People in Angus have narrowly voted for the UK to remain inside the European Union.
There were 32,747 votes cast to remain and 26,511 to leave in the referendum on the UK’s membership.
The turnout in Angus was 68% with 59,282 of the county’s 87,134 electorate going to the polls.
There were 24 rejected papers.
The final opening of postal votes for the Angus voting area took place just after the county’s 127 polling stations closed at 10pm.
Early indications at the Saltire Centre in Arbroath were the positive response to the postal vote had been reflected in what was seen at the polling stations.
The count floor was strangely serene with few agents or observers from either camp in attendance as the first boxes started to arrive from nearby polling venues in Arbroath just 15 minutes after the formal proceedings commenced.
By 11.25pm all of the boxes had arrived from across Angus which was half-an-hour earlier than expected.
Angus Council chief executive and counting officer Richard Stiff delivered the turnout percentage just before 1am before the result was declared just after 2.10am.

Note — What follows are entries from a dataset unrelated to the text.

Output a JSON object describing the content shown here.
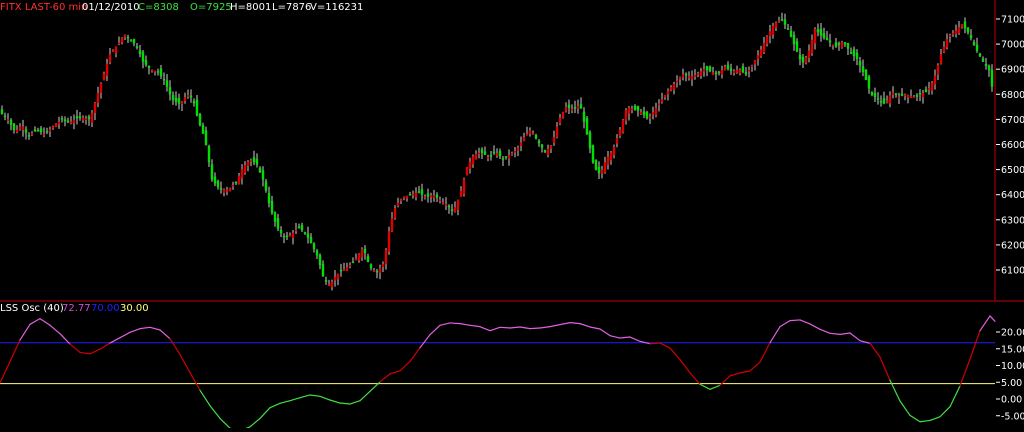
{
  "price_header": {
    "symbol": "FITX LAST-60 min",
    "date": "01/12/2010",
    "close": "C=8308",
    "open": "O=7925",
    "high": "H=8001",
    "low": "L=7876",
    "volume": "V=116231"
  },
  "osc_header": {
    "name": "LSS Osc (40)",
    "value": "72.77",
    "level_high": "70.00",
    "level_low": "30.00"
  },
  "colors": {
    "background": "#000000",
    "up_candle": "#e00000",
    "down_candle": "#00e000",
    "divider": "#c00000",
    "axis_text": "#ffffff",
    "symbol_text": "#ff3030",
    "close_text": "#40e040",
    "open_text": "#40e040",
    "osc_value_text": "#d050d0",
    "level_high_line": "#2020ff",
    "level_low_line": "#ffff80",
    "osc_overbought": "#e060e0",
    "osc_middle": "#d00000",
    "osc_oversold": "#40e040"
  },
  "chart_data": [
    {
      "type": "candlestick",
      "title": "FITX LAST-60 min",
      "ylim": [
        6000,
        7150
      ],
      "y_ticks": [
        "7100",
        "7000",
        "6900",
        "6800",
        "6700",
        "6600",
        "6500",
        "6400",
        "6300",
        "6200",
        "6100"
      ],
      "grid": false,
      "price_path": [
        [
          0,
          6730
        ],
        [
          8,
          6700
        ],
        [
          15,
          6650
        ],
        [
          22,
          6680
        ],
        [
          28,
          6630
        ],
        [
          36,
          6660
        ],
        [
          45,
          6640
        ],
        [
          55,
          6680
        ],
        [
          62,
          6700
        ],
        [
          70,
          6690
        ],
        [
          80,
          6710
        ],
        [
          90,
          6700
        ],
        [
          96,
          6780
        ],
        [
          103,
          6870
        ],
        [
          110,
          6960
        ],
        [
          118,
          7000
        ],
        [
          124,
          7040
        ],
        [
          130,
          7020
        ],
        [
          137,
          6990
        ],
        [
          143,
          6930
        ],
        [
          150,
          6900
        ],
        [
          158,
          6890
        ],
        [
          165,
          6850
        ],
        [
          172,
          6780
        ],
        [
          180,
          6760
        ],
        [
          187,
          6800
        ],
        [
          193,
          6780
        ],
        [
          198,
          6700
        ],
        [
          205,
          6620
        ],
        [
          212,
          6460
        ],
        [
          220,
          6420
        ],
        [
          228,
          6420
        ],
        [
          236,
          6450
        ],
        [
          243,
          6510
        ],
        [
          250,
          6540
        ],
        [
          257,
          6520
        ],
        [
          264,
          6450
        ],
        [
          270,
          6350
        ],
        [
          277,
          6270
        ],
        [
          284,
          6230
        ],
        [
          291,
          6240
        ],
        [
          298,
          6270
        ],
        [
          305,
          6250
        ],
        [
          312,
          6200
        ],
        [
          318,
          6150
        ],
        [
          324,
          6060
        ],
        [
          330,
          6040
        ],
        [
          336,
          6080
        ],
        [
          343,
          6100
        ],
        [
          350,
          6120
        ],
        [
          357,
          6150
        ],
        [
          363,
          6190
        ],
        [
          370,
          6110
        ],
        [
          377,
          6090
        ],
        [
          384,
          6130
        ],
        [
          390,
          6280
        ],
        [
          396,
          6360
        ],
        [
          403,
          6390
        ],
        [
          410,
          6400
        ],
        [
          418,
          6410
        ],
        [
          426,
          6390
        ],
        [
          433,
          6400
        ],
        [
          440,
          6380
        ],
        [
          447,
          6360
        ],
        [
          453,
          6330
        ],
        [
          460,
          6400
        ],
        [
          467,
          6510
        ],
        [
          474,
          6560
        ],
        [
          481,
          6570
        ],
        [
          488,
          6550
        ],
        [
          496,
          6570
        ],
        [
          503,
          6540
        ],
        [
          510,
          6560
        ],
        [
          517,
          6580
        ],
        [
          524,
          6630
        ],
        [
          531,
          6660
        ],
        [
          538,
          6610
        ],
        [
          545,
          6570
        ],
        [
          552,
          6600
        ],
        [
          559,
          6700
        ],
        [
          566,
          6750
        ],
        [
          573,
          6740
        ],
        [
          580,
          6760
        ],
        [
          587,
          6640
        ],
        [
          594,
          6510
        ],
        [
          600,
          6480
        ],
        [
          606,
          6540
        ],
        [
          613,
          6580
        ],
        [
          620,
          6660
        ],
        [
          627,
          6750
        ],
        [
          634,
          6740
        ],
        [
          641,
          6730
        ],
        [
          648,
          6700
        ],
        [
          655,
          6740
        ],
        [
          662,
          6780
        ],
        [
          669,
          6820
        ],
        [
          676,
          6850
        ],
        [
          683,
          6880
        ],
        [
          690,
          6870
        ],
        [
          697,
          6880
        ],
        [
          704,
          6900
        ],
        [
          711,
          6890
        ],
        [
          718,
          6880
        ],
        [
          725,
          6910
        ],
        [
          732,
          6890
        ],
        [
          739,
          6900
        ],
        [
          746,
          6880
        ],
        [
          753,
          6920
        ],
        [
          760,
          6970
        ],
        [
          767,
          7030
        ],
        [
          774,
          7080
        ],
        [
          781,
          7100
        ],
        [
          788,
          7060
        ],
        [
          795,
          6990
        ],
        [
          802,
          6920
        ],
        [
          808,
          6960
        ],
        [
          815,
          7060
        ],
        [
          822,
          7030
        ],
        [
          829,
          7010
        ],
        [
          836,
          6990
        ],
        [
          843,
          7010
        ],
        [
          850,
          6970
        ],
        [
          857,
          6940
        ],
        [
          864,
          6880
        ],
        [
          871,
          6800
        ],
        [
          878,
          6780
        ],
        [
          885,
          6760
        ],
        [
          892,
          6810
        ],
        [
          899,
          6790
        ],
        [
          906,
          6800
        ],
        [
          913,
          6790
        ],
        [
          920,
          6800
        ],
        [
          927,
          6810
        ],
        [
          934,
          6860
        ],
        [
          941,
          6960
        ],
        [
          948,
          7030
        ],
        [
          955,
          7050
        ],
        [
          962,
          7080
        ],
        [
          969,
          7040
        ],
        [
          976,
          6980
        ],
        [
          983,
          6930
        ],
        [
          990,
          6890
        ],
        [
          995,
          6740
        ]
      ]
    },
    {
      "type": "line",
      "title": "LSS Osc (40)",
      "ylim": [
        -10,
        25
      ],
      "y_ticks": [
        "20.00",
        "15.00",
        "10.00",
        "5.00",
        "0.00",
        "-5.00"
      ],
      "grid": false,
      "levels": [
        70,
        30
      ],
      "thresholds": {
        "overbought_above": 16.8,
        "oversold_below": 4.6
      },
      "x": [
        0,
        10,
        20,
        30,
        40,
        50,
        60,
        70,
        80,
        90,
        100,
        110,
        120,
        130,
        140,
        150,
        160,
        170,
        180,
        190,
        200,
        210,
        220,
        230,
        240,
        250,
        260,
        270,
        280,
        290,
        300,
        310,
        320,
        330,
        340,
        350,
        360,
        370,
        380,
        390,
        400,
        410,
        420,
        430,
        440,
        450,
        460,
        470,
        480,
        490,
        500,
        510,
        520,
        530,
        540,
        550,
        560,
        570,
        580,
        590,
        600,
        610,
        620,
        630,
        640,
        650,
        660,
        670,
        680,
        690,
        700,
        710,
        720,
        730,
        740,
        750,
        760,
        770,
        780,
        790,
        800,
        810,
        820,
        830,
        840,
        850,
        860,
        870,
        880,
        890,
        900,
        910,
        920,
        930,
        940,
        950,
        960,
        970,
        980,
        990,
        995
      ],
      "values": [
        4.8,
        11.2,
        17.6,
        22.3,
        24.0,
        22.0,
        19.5,
        16.4,
        13.9,
        13.5,
        14.9,
        16.7,
        18.3,
        19.9,
        21.0,
        21.4,
        20.6,
        18.0,
        13.3,
        7.9,
        2.6,
        -2.0,
        -5.8,
        -8.7,
        -9.5,
        -8.3,
        -5.8,
        -2.6,
        -1.3,
        -0.5,
        0.4,
        1.2,
        0.8,
        -0.3,
        -1.2,
        -1.5,
        -0.5,
        2.3,
        5.1,
        7.5,
        8.4,
        11.2,
        15.3,
        19.2,
        22.0,
        22.7,
        22.5,
        22.0,
        21.6,
        20.4,
        21.4,
        21.2,
        21.5,
        21.0,
        21.2,
        21.6,
        22.2,
        22.8,
        22.5,
        21.5,
        20.9,
        18.9,
        18.2,
        18.5,
        17.2,
        16.5,
        16.7,
        15.2,
        11.8,
        7.8,
        4.4,
        2.9,
        4.1,
        6.9,
        7.8,
        8.4,
        11.0,
        16.8,
        21.6,
        23.4,
        23.6,
        22.4,
        20.8,
        19.6,
        19.3,
        19.7,
        17.4,
        16.6,
        12.5,
        5.6,
        -0.6,
        -4.9,
        -6.8,
        -6.4,
        -5.3,
        -2.3,
        3.9,
        11.9,
        20.4,
        24.8,
        23.2,
        20.1
      ]
    }
  ]
}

Montrose SNP councillor Bill Duff, Labour campaigner Joanne McFadden and Ben Lawrie of the Liberal Democrats were among the handful of local political figures keeping an eye on how the votes had been cast.
Mr Duff – who campaigned for a Remain vote – said there were parallels with the Scottish independence referendum in terms of undecided voters.
He said: “What I detected was a lot of people just didn’t know how to vote and I think if you are not sure there is a tendency to go for what you know – the status quo.
“It’s a wee bit like the Scottish referendum where some people went for the safe option and no change if they were unsure.”
Mr Duff said both camps were as guilty as each other of scaremongering during the campaign.
He said: “I think some of the figures that the likes of Cameron and Osbourne put forward in terms of the downside of leaving the EU was Project Fear as well.
“I just felt the Brexit side has not defined where they want to go and that is the biggest weakness of their campaign – they put forward advantages of leaving that wouldn’t have been sustained.”
Mr Lawrie said: “I was a bit disheartened at first when I saw a lot more Leave votes than expected come out when they opened the first Arbroath boxes but I am delighted at the result in Angus.
“Cooperation with our European partners is more important than ever and the EU provides us with the ideal platform to work together with our neighbours on international issues.”